By Uchenna Ekwo
More than 159 million voters in America (precisely, 159,633,396) who cast their ballots in the historic 2020 presidential election demonstrated again that the electorate is smarter than most scholars and pundits think.
In the groundbreaking book, The American Voter, University of Michigan’s researchers Angus Campbell, Warren E. Miller, and Donald E. Stokes maintained that most voters were remarkably unsophisticated in their thinking. Arguably, the book reshaped the world’s understanding of political behavior, but the outcome of the 2020 presidential election proved that the American electorate is very sophisticated with potential to choose wisely even amid hyper partisan manipulation of public opinion.
In defiance of the so-called coattail effect or down-ballot effect (the tendency for a popular political party leader to attract votes for other candidates of the same party in an election), the American electorate rejected incumbent Donald Trump and yet his Republican Party made gains in the House of Representatives and didn’t lose as many seats as expected in the Senate. The election outcome is a confirmation of voter sophistication.
Beyond the determination of the voters to exercise their freedom to choose, other institutions of democracy proved remarkably resilient in the face of stress. Notably, the courts, administrative agencies, law enforcement, and the media stood firm to defend the sanctity of the voice of the people and ultimately democracy.

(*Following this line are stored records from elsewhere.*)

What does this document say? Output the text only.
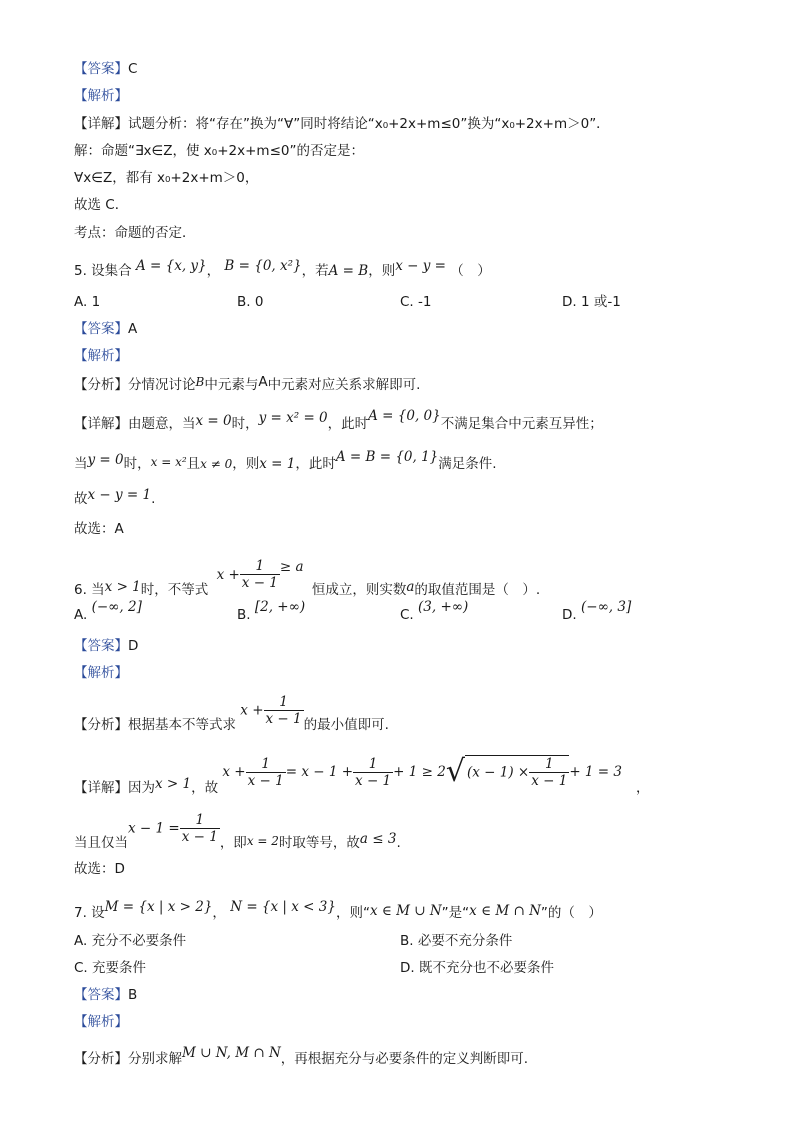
【答案】C
【解析】
【详解】试题分析：将“存在”换为“∀”同时将结论“x₀+2x+m≤0”换为“x₀+2x+m＞0”．
解：命题“∃x∈Z，使 x₀+2x+m≤0”的否定是：
∀x∈Z，都有 x₀+2x+m＞0，
故选 C．
考点：命题的否定．
5. 设集合 A = {x, y}， B = {0, x²}，若A = B，则x − y = （　）
A. 1	B. 0	C. -1	D. 1 或-1
【答案】A
【解析】
【分析】分情况讨论B中元素与A中元素对应关系求解即可.
【详解】由题意，当x = 0时，y = x² = 0，此时A = {0, 0}不满足集合中元素互异性；
当y = 0时，x = x²且x ≠ 0，则x = 1，此时A = B = {0, 1}满足条件.
故x − y = 1.
故选：A
6. 当x > 1时，不等式 $x + \frac{1}{x - 1} \ge a$ 恒成立，则实数a的取值范围是（　）.
A. (−∞, 2]	B. [2, +∞)	C. (3, +∞)	D. (−∞, 3]
【答案】D
【解析】
【分析】根据基本不等式求 $x + \frac{1}{x - 1}$ 的最小值即可.
【详解】因为x > 1，故 $x + \frac{1}{x - 1} = x - 1 + \frac{1}{x - 1} + 1 \ge 2√$ $(x - 1) \times \frac{1}{x - 1} + 1 = 3$，
当且仅当$x - 1 = \frac{1}{x - 1}$ ，即x = 2时取等号，故a ≤ 3.
故选：D
7. 设M = {x | x > 2}， N = {x | x < 3}，则“x ∈ M ∪ N”是“x ∈ M ∩ N”的（　）
A. 充分不必要条件	B. 必要不充分条件
C. 充要条件	D. 既不充分也不必要条件
【答案】B
【解析】
【分析】分别求解M ∪ N, M ∩ N，再根据充分与必要条件的定义判断即可.
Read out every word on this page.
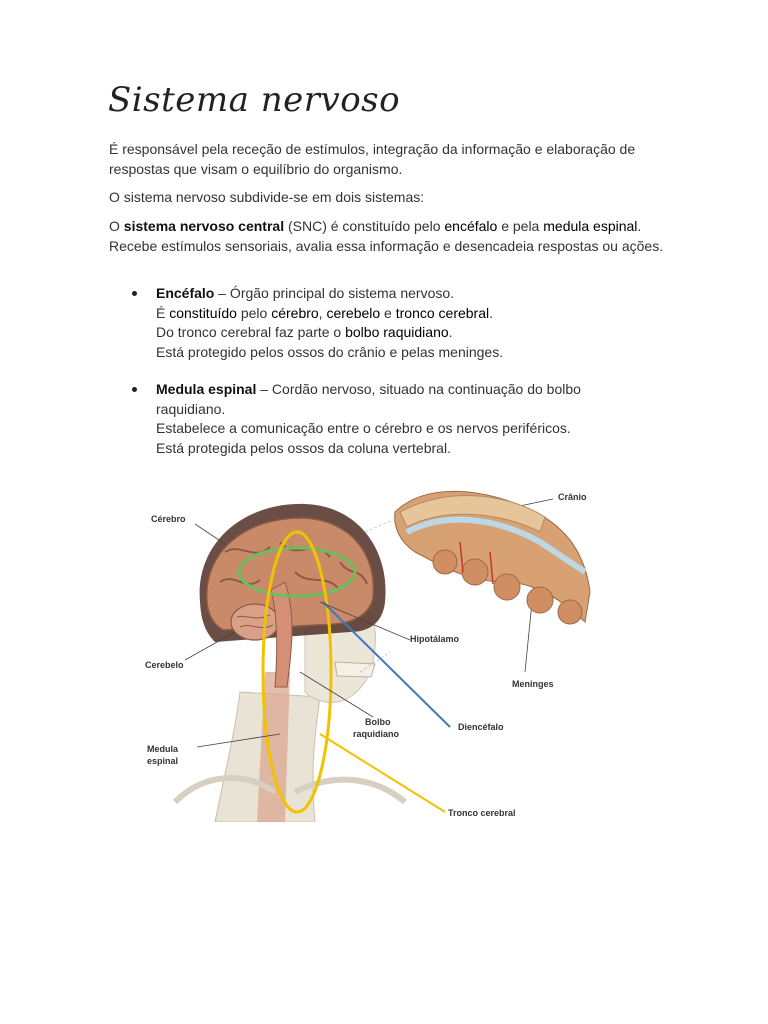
Sistema nervoso

É responsável pela receção de estímulos, integração da informação e elaboração de respostas que visam o equilíbrio do organismo.

O sistema nervoso subdivide-se em dois sistemas:

O sistema nervoso central (SNC) é constituído pelo encéfalo e pela medula espinal. Recebe estímulos sensoriais, avalia essa informação e desencadeia respostas ou ações.

Encéfalo – Órgão principal do sistema nervoso.
É constituído pelo cérebro, cerebelo e tronco cerebral.
Do tronco cerebral faz parte o bolbo raquidiano.
Está protegido pelos ossos do crânio e pelas meninges.
Medula espinal – Cordão nervoso, situado na continuação do bolbo raquidiano.
Estabelece a comunicação entre o cérebro e os nervos periféricos.
Está protegida pelos ossos da coluna vertebral.
Cérebro
Cerebelo
Medula
espinal
Bolbo
raquidiano
Hipotálamo
Diencéfalo
Tronco cerebral
Crânio
Meninges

When Trump and his supporters challenged the result of the election in courts across County, State, Federal Courts as well as the US Supreme Court, about 49 judges reached a similar verdict and tossed out all 50 cases for lack of merit. The judges, many of them among the over 150 federal judges and three Supreme Court justices appointed by Trump chose the Constitution over Trump’s attempt to overturn the will of the people.

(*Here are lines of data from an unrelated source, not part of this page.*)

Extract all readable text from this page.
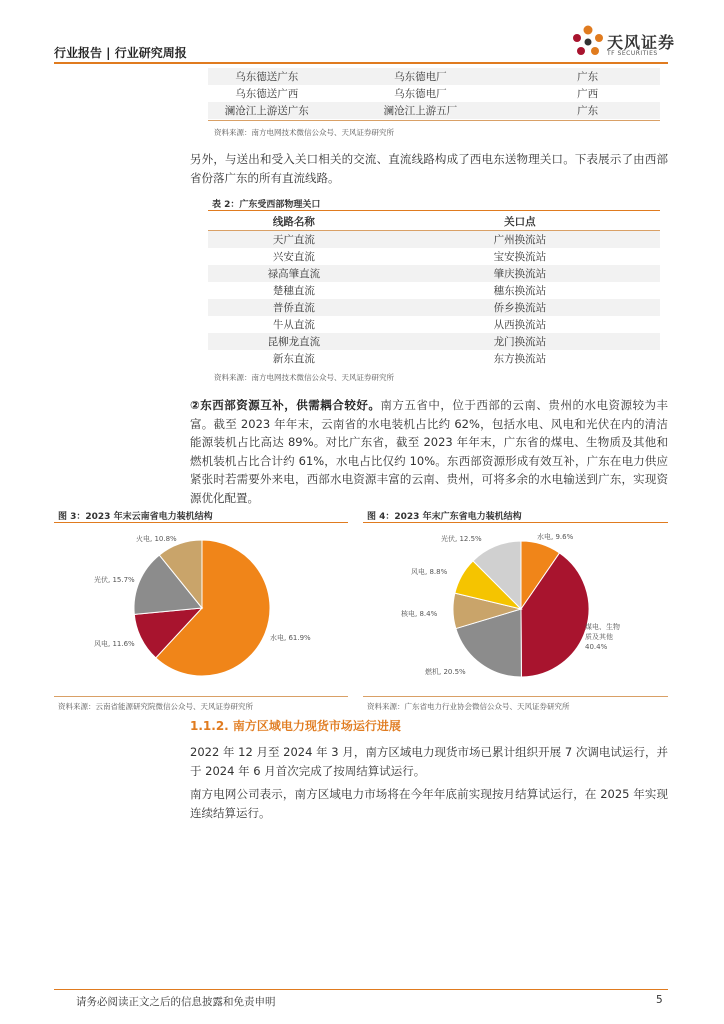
行业报告 | 行业研究周报
天风证券
TF SECURITIES
乌东德送广东	乌东德电厂	广东
乌东德送广西	乌东德电厂	广西
澜沧江上游送广东	澜沧江上游五厂	广东
资料来源：南方电网技术微信公众号、天风证券研究所
另外，与送出和受入关口相关的交流、直流线路构成了西电东送物理关口。下表展示了由西部省份落广东的所有直流线路。
表 2：广东受西部物理关口
线路名称	关口点
天广直流	广州换流站
兴安直流	宝安换流站
禄高肇直流	肇庆换流站
楚穗直流	穗东换流站
普侨直流	侨乡换流站
牛从直流	从西换流站
昆柳龙直流	龙门换流站
新东直流	东方换流站
资料来源：南方电网技术微信公众号、天风证券研究所
②东西部资源互补，供需耦合较好。南方五省中，位于西部的云南、贵州的水电资源较为丰富。截至 2023 年年末，云南省的水电装机占比约 62%，包括水电、风电和光伏在内的清洁能源装机占比高达 89%。对比广东省，截至 2023 年年末，广东省的煤电、生物质及其他和燃机装机占比合计约 61%，水电占比仅约 10%。东西部资源形成有效互补，广东在电力供应紧张时若需要外来电，西部水电资源丰富的云南、贵州，可将多余的水电输送到广东，实现资源优化配置。
图 3：2023 年末云南省电力装机结构
水电, 61.9%
风电, 11.6%
光伏, 15.7%
火电, 10.8%
资料来源：云南省能源研究院微信公众号、天风证券研究所
图 4：2023 年末广东省电力装机结构
水电, 9.6%
煤电、生物
质及其他
40.4%
燃机, 20.5%
核电, 8.4%
风电, 8.8%
光伏, 12.5%
资料来源：广东省电力行业协会微信公众号、天风证券研究所
1.1.2. 南方区域电力现货市场运行进展
2022 年 12 月至 2024 年 3 月，南方区域电力现货市场已累计组织开展 7 次调电试运行，并于 2024 年 6 月首次完成了按周结算试运行。
南方电网公司表示，南方区域电力市场将在今年年底前实现按月结算试运行，在 2025 年实现连续结算运行。
请务必阅读正文之后的信息披露和免责申明	5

“Voters, not lawyers, choose the president. Ballots, not briefs, decide elections,” Judge Stephanos Bibas wrote as the 3rd U.S. Circuit panel refused to stop the state from certifying its results for Democrat Joe Biden, a demand he called “breathtaking.” Another U.S. District Judge Matthew Brann, a conservative jurist and Federalist Society member had called Trump campaign’s legal case, which was argued in court by Rudy Giuliani, a “haphazard” jumble that resembled “Frankenstein’s monster.”
As Trump exhausted all legal remedies, a remarkable twist emerged and with little public attention. Trump’s attorneys told one story to their loyal supporters — and donors — and a different one to the courts. There are no penalties for misleading the public, but there are serious penalties for misleading a judge, and the president’s lawyers know that, and have repeated almost none of the claims of grand voter fraud that the campaign spokespeople are screaming at their most zealous supporters.
At every turn, the rule of law, the Constitution, and the will of the people prevailed.
Despite threats of intimidation, violence, and death, The Electoral College affirmed Biden’s victory with 81,283,098 votes, or 51.3 percent of the votes cast and Trump’s loss with 74,222,957 votes, or 46.8 percent of the votes cast. Both figures represent historical milestones. Biden is the first U.S. presidential candidate to have won more than 80 million votes while Trump garnered the highest number of votes of any sitting US president. The Electoral College vote-306 for Biden and 232 for Trump was exactly the same margin in 2016 which Trump described as a “landslide victory” at the time.
Election workers throughout the country counted the votes diligently amid the risk of COVID-19 impact. In some states – Pennsylvania, Wisconsin, Georgia, Arizona, Michigan, and Nevada, election workers recounted the votes repeatedly following requests from the Trump campaign. All recounts reaffirmed the choice of American voters. The election results didn’t change.
For too long, politicians have engaged in deft maneuvers of drawing districts in ways that make it possible for them to choose voters instead of voters choosing their representatives. Public policies around census and allocation of resources are often skewed in favor of political leaders who ensure absolute stranglehold of voters’ freedom to choose their representatives. Democracy dies when politicians choose their voters and it perpetuates gridlock and paralysis in decision making. The efforts to overturn the US presidential election in 2020 are equal to an attempted coup d’état. Ballots and not bullets rule in a democracy.
Finally, the media played its role as the fourth estate of the realm and defended the voice of the American people. Even though Trump calls the media “enemy of the people,” journalists resisted every effort to discredit the institution that created Donald Trump in the first place. The media largely discredited the spread of falsehood and conspiracy theories about the outcome of the election.
While the controversy surrounding the election played out, citizens gained real civic lessons on the democratic process at different levels: vote counting and recounting in full glare of television cameras just like live television coverage of all state electors as the election results were ratified state by state.
In all, it’s safe to say that the 2020 presidential elections provided a laboratory to test the guardrails of American democracy. Happily, almost all democratic institutions in the United States held very strongly to defend the votes of the smart American voter who demonstrated the ability to separate the wheat from the chaff, even in the face of the worst public health crisis in a generation.